Authorities say no cases of wild bison infecting range cattle have ever been documented, but brucellosis was introduced into the bison herds by domestic livestock grazed by early settlers.
There are two herds at the park's western and northern boundaries, considered some of the most genetically pure in the world. Bison have inhabited the park without interruption since prehistoric times.
The harsher the winter, the more likely bison are to leave the park in greater numbers for lower elevations.
This year's culling will be handled over the next few months, and officials say the total number of culled animals will be in proportion to the number that migrate. It is not a fixed number, but the minimum is expected to be 600.
Public and tribal hunting will be allowed, and meat and hides will be donated to tribal agencies for distribution to native people.
Hopeful hunters will wait just beyond the border of the park for the opportunity to harvest an animal. Native American tribes have treaty rights in the region.
Also at the border are holding pens that the park uses until captured animals can be shipped to slaughter.
Managers recognize that allowing more animals to be hunted instead of captured and shipped could save money and provide recreation.
The better grazing is around Gardiner, Montana, near the park's northern boundary.

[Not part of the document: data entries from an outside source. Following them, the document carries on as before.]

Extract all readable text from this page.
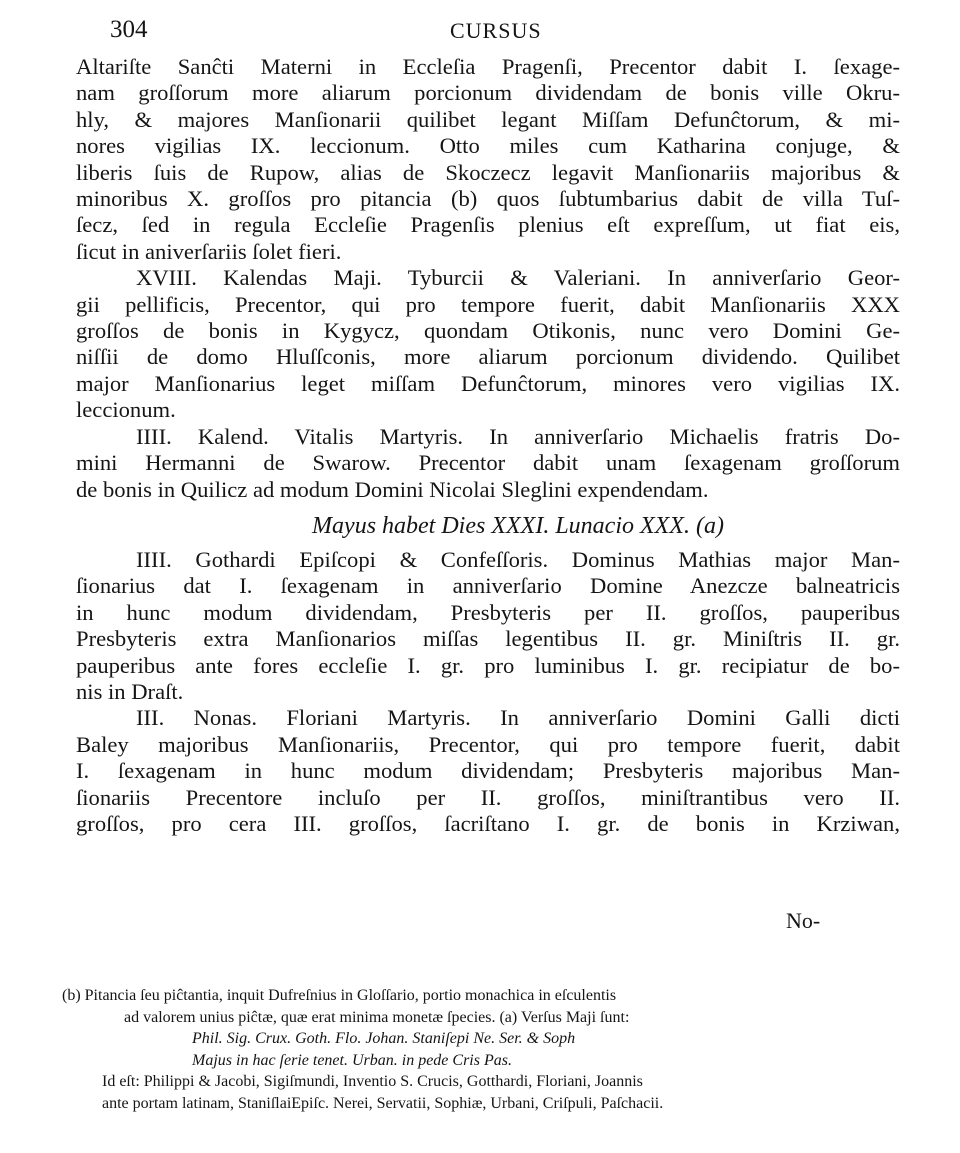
304	CURSUS
Altariſte Sanĉti Materni in Eccleſia Pragenſi, Precentor dabit I. ſexage-
nam groſſorum more aliarum porcionum dividendam de bonis ville Okru-
hly, & majores Manſionarii quilibet legant Miſſam Defunĉtorum, & mi-
nores vigilias IX. leccionum. Otto miles cum Katharina conjuge, &
liberis ſuis de Rupow, alias de Skoczecz legavit Manſionariis majoribus &
minoribus X. groſſos pro pitancia (b) quos ſubtumbarius dabit de villa Tuſ-
ſecz, ſed in regula Eccleſie Pragenſis plenius eſt expreſſum, ut fiat eis,
ſicut in aniverſariis ſolet fieri.
XVIII. Kalendas Maji. Tyburcii & Valeriani. In anniverſario Geor-
gii pellificis, Precentor, qui pro tempore fuerit, dabit Manſionariis XXX
groſſos de bonis in Kygycz, quondam Otikonis, nunc vero Domini Ge-
niſſii de domo Hluſſconis, more aliarum porcionum dividendo. Quilibet
major Manſionarius leget miſſam Defunĉtorum, minores vero vigilias IX.
leccionum.
IIII. Kalend. Vitalis Martyris. In anniverſario Michaelis fratris Do-
mini Hermanni de Swarow. Precentor dabit unam ſexagenam groſſorum
de bonis in Quilicz ad modum Domini Nicolai Sleglini expendendam.
Mayus habet Dies XXXI. Lunacio XXX. (a)
IIII. Gothardi Epiſcopi & Confeſſoris. Dominus Mathias major Man-
ſionarius dat I. ſexagenam in anniverſario Domine Anezcze balneatricis
in hunc modum dividendam, Presbyteris per II. groſſos, pauperibus
Presbyteris extra Manſionarios miſſas legentibus II. gr. Miniſtris II. gr.
pauperibus ante fores eccleſie I. gr. pro luminibus I. gr. recipiatur de bo-
nis in Draſt.
III. Nonas. Floriani Martyris. In anniverſario Domini Galli dicti
Baley majoribus Manſionariis, Precentor, qui pro tempore fuerit, dabit
I. ſexagenam in hunc modum dividendam; Presbyteris majoribus Man-
ſionariis Precentore incluſo per II. groſſos, miniſtrantibus vero II.
groſſos, pro cera III. groſſos, ſacriſtano I. gr. de bonis in Krziwan,
No-
(b) Pitancia ſeu piĉtantia, inquit Dufreſnius in Gloſſario, portio monachica in eſculentis
ad valorem unius piĉtæ, quæ erat minima monetæ ſpecies. (a) Verſus Maji ſunt:
Phil. Sig. Crux. Goth. Flo. Johan. Staniſepi Ne. Ser. & Soph
Majus in hac ſerie tenet. Urban. in pede Cris Pas.
Id eſt: Philippi & Jacobi, Sigiſmundi, Inventio S. Crucis, Gotthardi, Floriani, Joannis
ante portam latinam, StaniſlaiEpiſc. Nerei, Servatii, Sophiæ, Urbani, Criſpuli, Paſchacii.
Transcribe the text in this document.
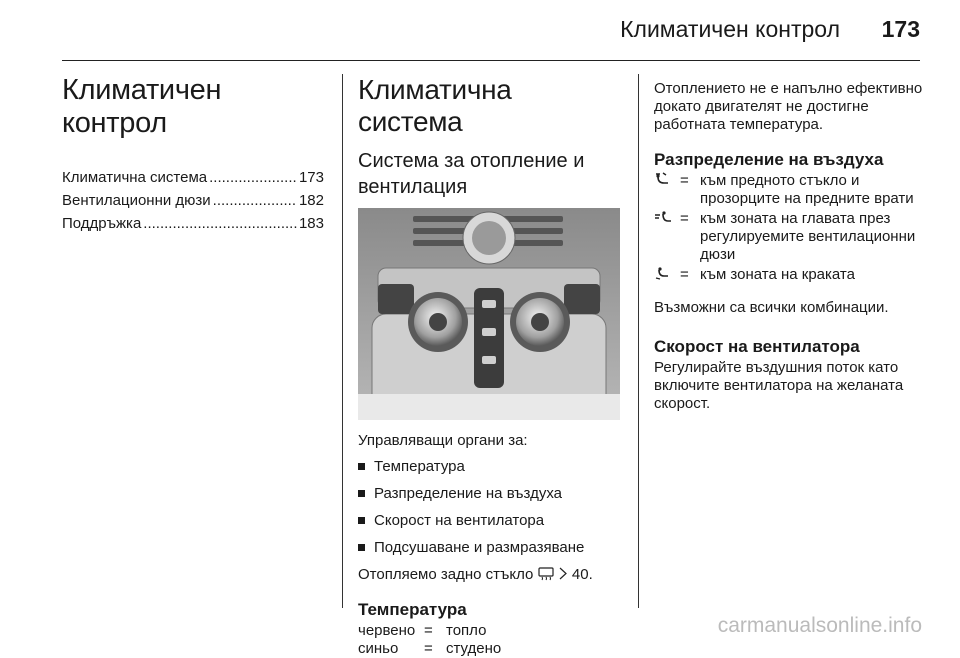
Климатичен контрол 173
Климатичен контрол
Климатична система .....	173
Вентилационни дюзи .....	182
Поддръжка .....	183
Климатична система
Система за отопление и вентилация

Управляващи органи за:

Температура
Разпределение на въздуха
Скорост на вентилатора
Подсушаване и размразяване

Отопляемо задно стъкло	40.

Температура
червено = топло
синьо	= студено

Отоплението не е напълно ефективно докато двигателят не достигне работната температура.

Разпределение на въздуха
= към предното стъкло и прозорците на предните врати
= към зоната на главата през регулируемите вентилационни дюзи
= към зоната на краката

Възможни са всички комбинации.

Скорост на вентилатора

Регулирайте въздушния поток като включите вентилатора на желаната скорост.

carmanualsonline.info
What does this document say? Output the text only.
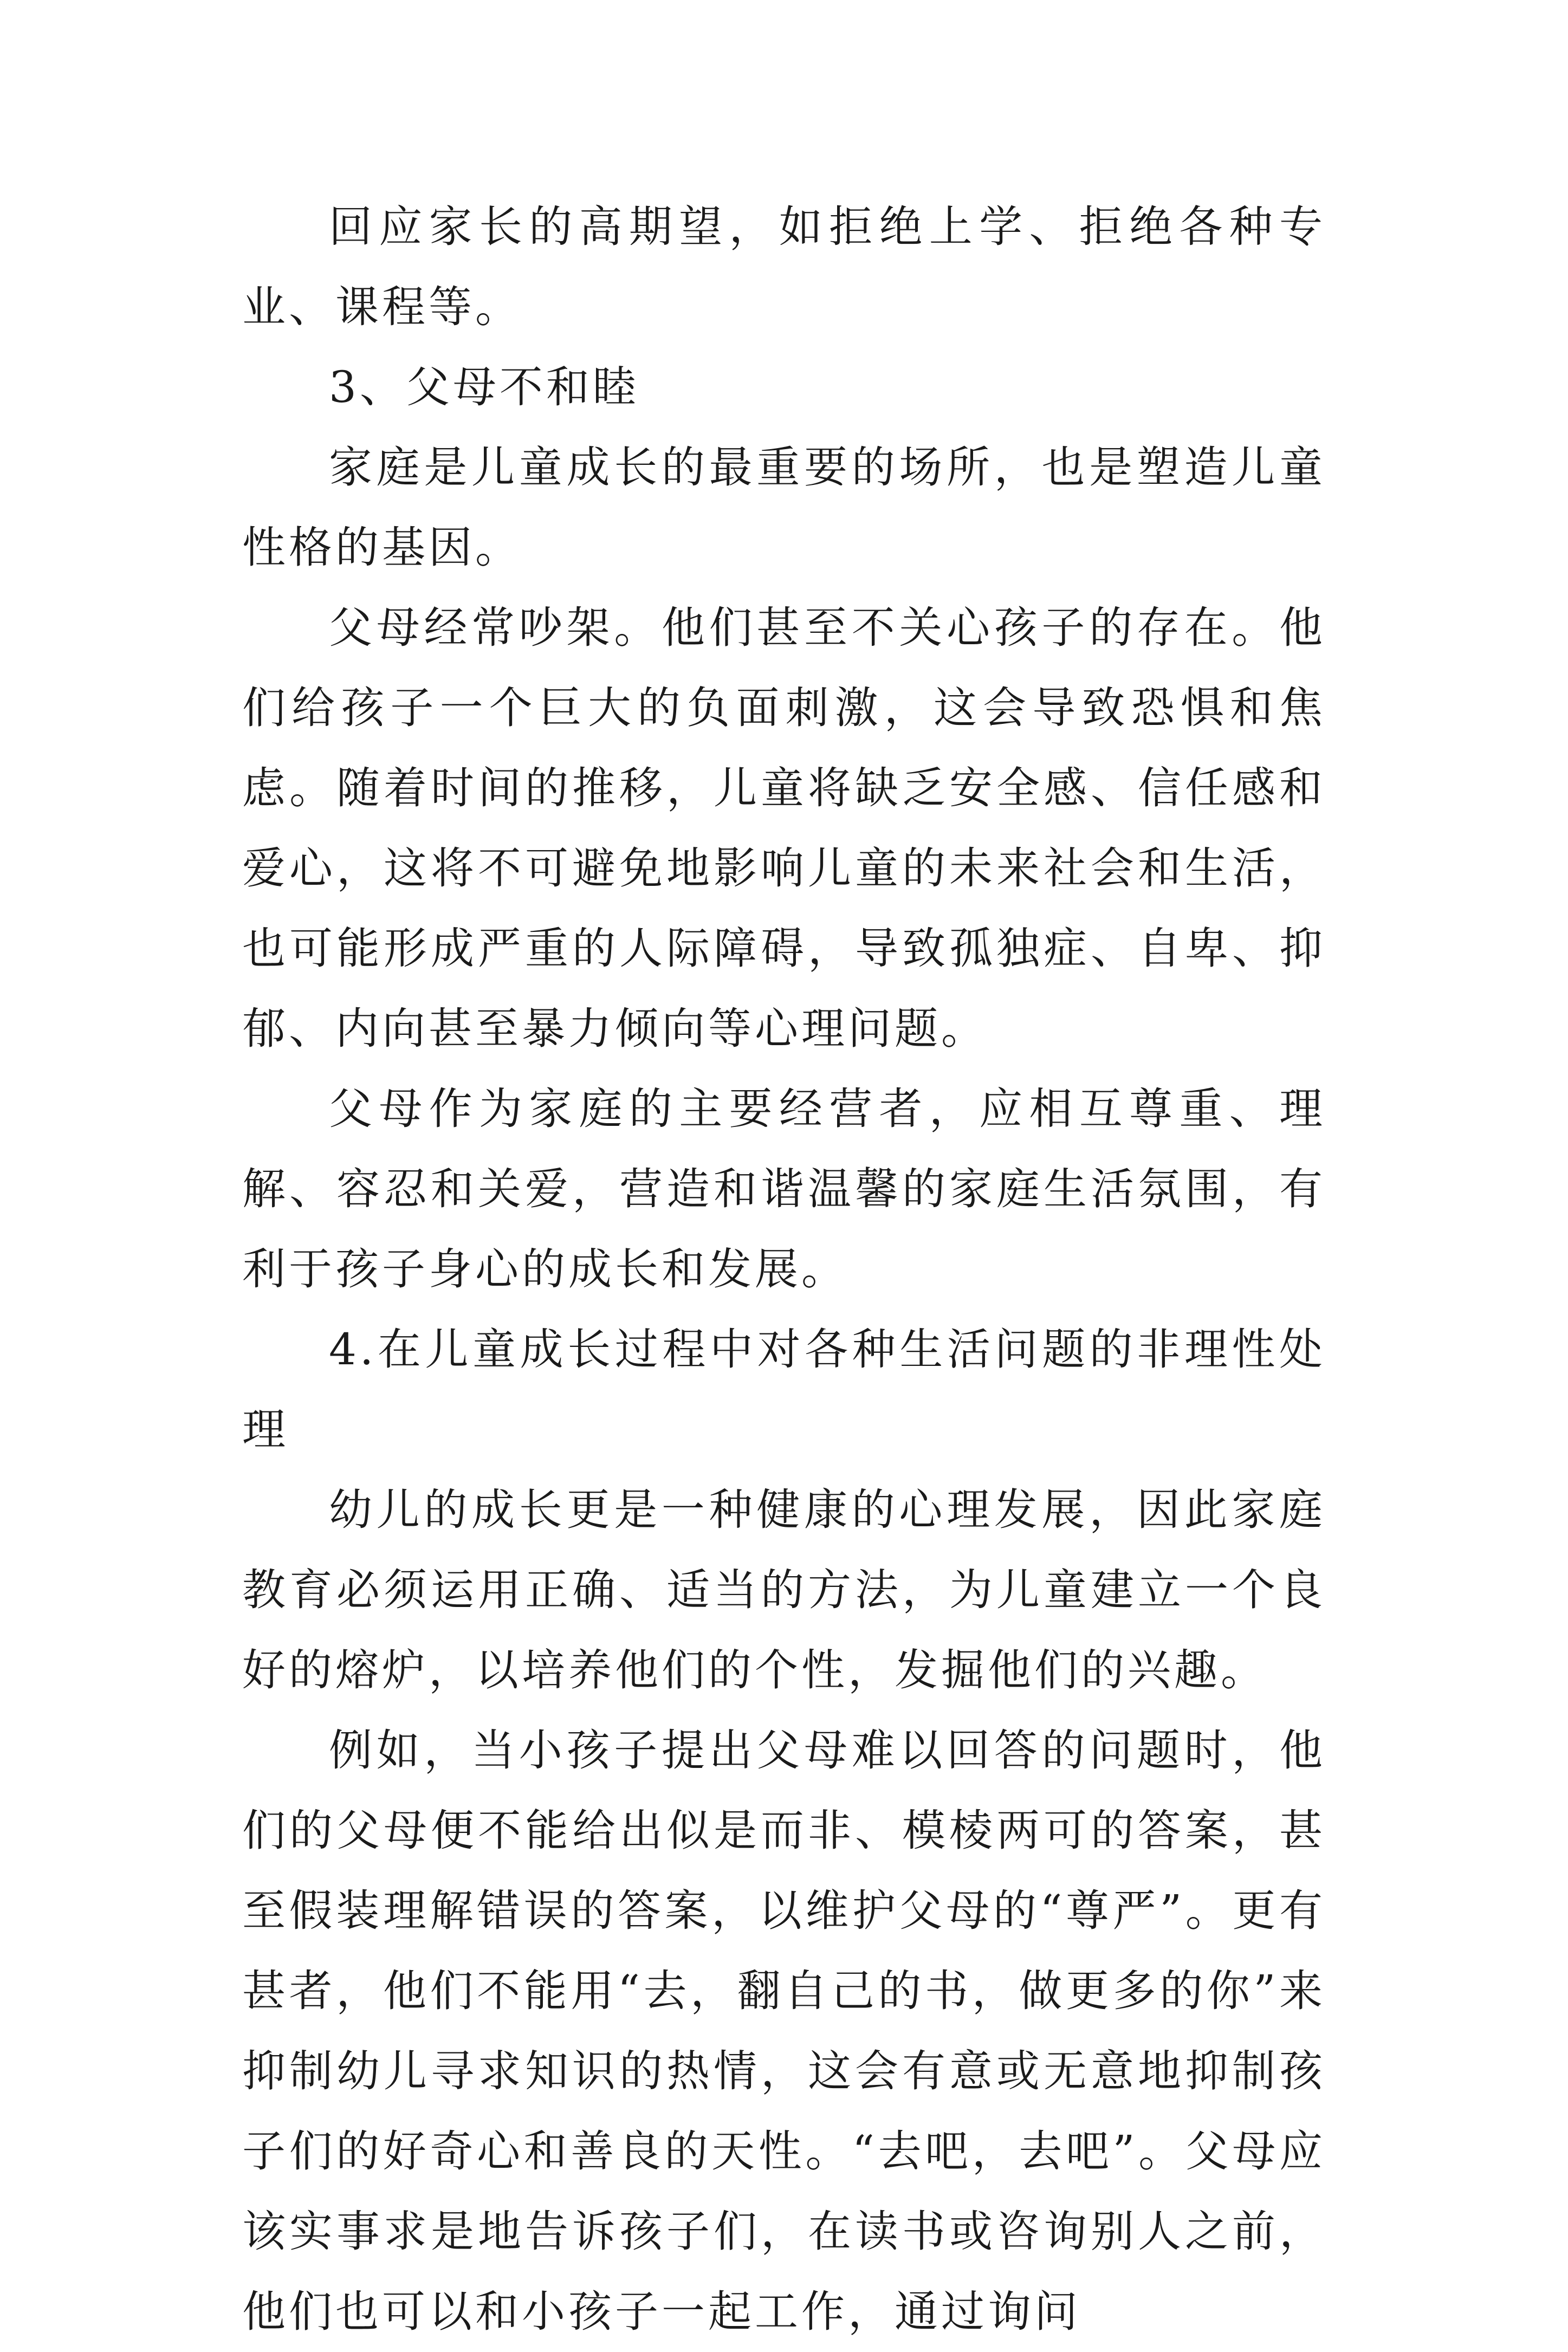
回应家长的高期望，如拒绝上学、拒绝各种专业、课程等。

3、父母不和睦

家庭是儿童成长的最重要的场所，也是塑造儿童性格的基因。

父母经常吵架。他们甚至不关心孩子的存在。他们给孩子一个巨大的负面刺激，这会导致恐惧和焦虑。随着时间的推移，儿童将缺乏安全感、信任感和爱心，这将不可避免地影响儿童的未来社会和生活，也可能形成严重的人际障碍，导致孤独症、自卑、抑郁、内向甚至暴力倾向等心理问题。

父母作为家庭的主要经营者，应相互尊重、理解、容忍和关爱，营造和谐温馨的家庭生活氛围，有利于孩子身心的成长和发展。

4.在儿童成长过程中对各种生活问题的非理性处理

幼儿的成长更是一种健康的心理发展，因此家庭教育必须运用正确、适当的方法，为儿童建立一个良好的熔炉，以培养他们的个性，发掘他们的兴趣。

例如，当小孩子提出父母难以回答的问题时，他们的父母便不能给出似是而非、模棱两可的答案，甚至假装理解错误的答案，以维护父母的“尊严”。更有甚者，他们不能用“去，翻自己的书，做更多的你”来抑制幼儿寻求知识的热情，这会有意或无意地抑制孩子们的好奇心和善良的天性。“去吧，去吧”。父母应该实事求是地告诉孩子们，在读书或咨询别人之前，他们也可以和小孩子一起工作，通过询问
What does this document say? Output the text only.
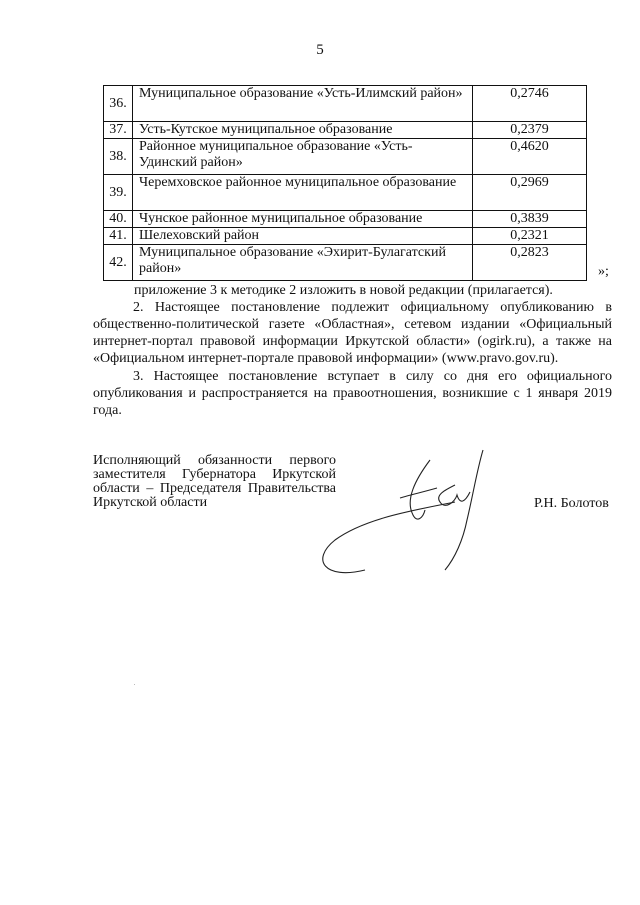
5
36.	Муниципальное образование «Усть-Илимский район»	0,2746
37.	Усть-Кутское муниципальное образование	0,2379
38.	Районное муниципальное образование «Усть-Удинский район»	0,4620
39.	Черемховское районное муниципальное образование	0,2969
40.	Чунское районное муниципальное образование	0,3839
41.	Шелеховский район	0,2321
42.	Муниципальное образование «Эхирит-Булагатский район»	0,2823
»;
приложение 3 к методике 2 изложить в новой редакции (прилагается).
2. Настоящее постановление подлежит официальному опубликованию в общественно-политической газете «Областная», сетевом издании «Официальный интернет-портал правовой информации Иркутской области» (ogirk.ru), а также на «Официальном интернет-портале правовой информации» (www.pravo.gov.ru).
3. Настоящее постановление вступает в силу со дня его официального опубликования и распространяется на правоотношения, возникшие с 1 января 2019 года.
Исполняющий обязанности первого заместителя Губернатора Иркутской области – Председателя Правительства Иркутской области	Р.Н. Болотов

Bison advocates say the animals should be able to roam freely, just like elk and other wildlife that seasonally migrate in and out of the park.
Bison can pose a safety hazard and damage property when wandering into populated areas.
"Many people are uncomfortable with the practice of culling bison, including the National Park Service," Yellowstone Superintendent Dan Wenk said in a prepared statement. "The park would gladly reduce the frequency and magnitude of these operations if migrating bison had access to more habitat outside the park, or there was a way to transfer live bison elsewhere."
Brucellosis exposed bison may only be moved to approved meat processing or research facilities, in accordance with state and federal law. Park officials are studying the feasibility of quarantining animals that repeatedly test negative, so that those animals could be relocated to other public, private, or tribal lands.
Conservation, hunting, and food production are priority. Public comment is being used to help draft an environmental impact statement to be finalized next year by IBMP.
Millions of bison once roamed the American West, but the animal was almost driven to extinction by hunting, the fur trade, development and wholesale slaughter.
At one point, fewer than 30 remained, taking refuge in Yellowstone, where they have since flourished. Peak populations of 5,000 bison were recorded in 2005, and Montana started letting bison roam free for the winter in 2011.
Hunting outside the park is still heavily restricted.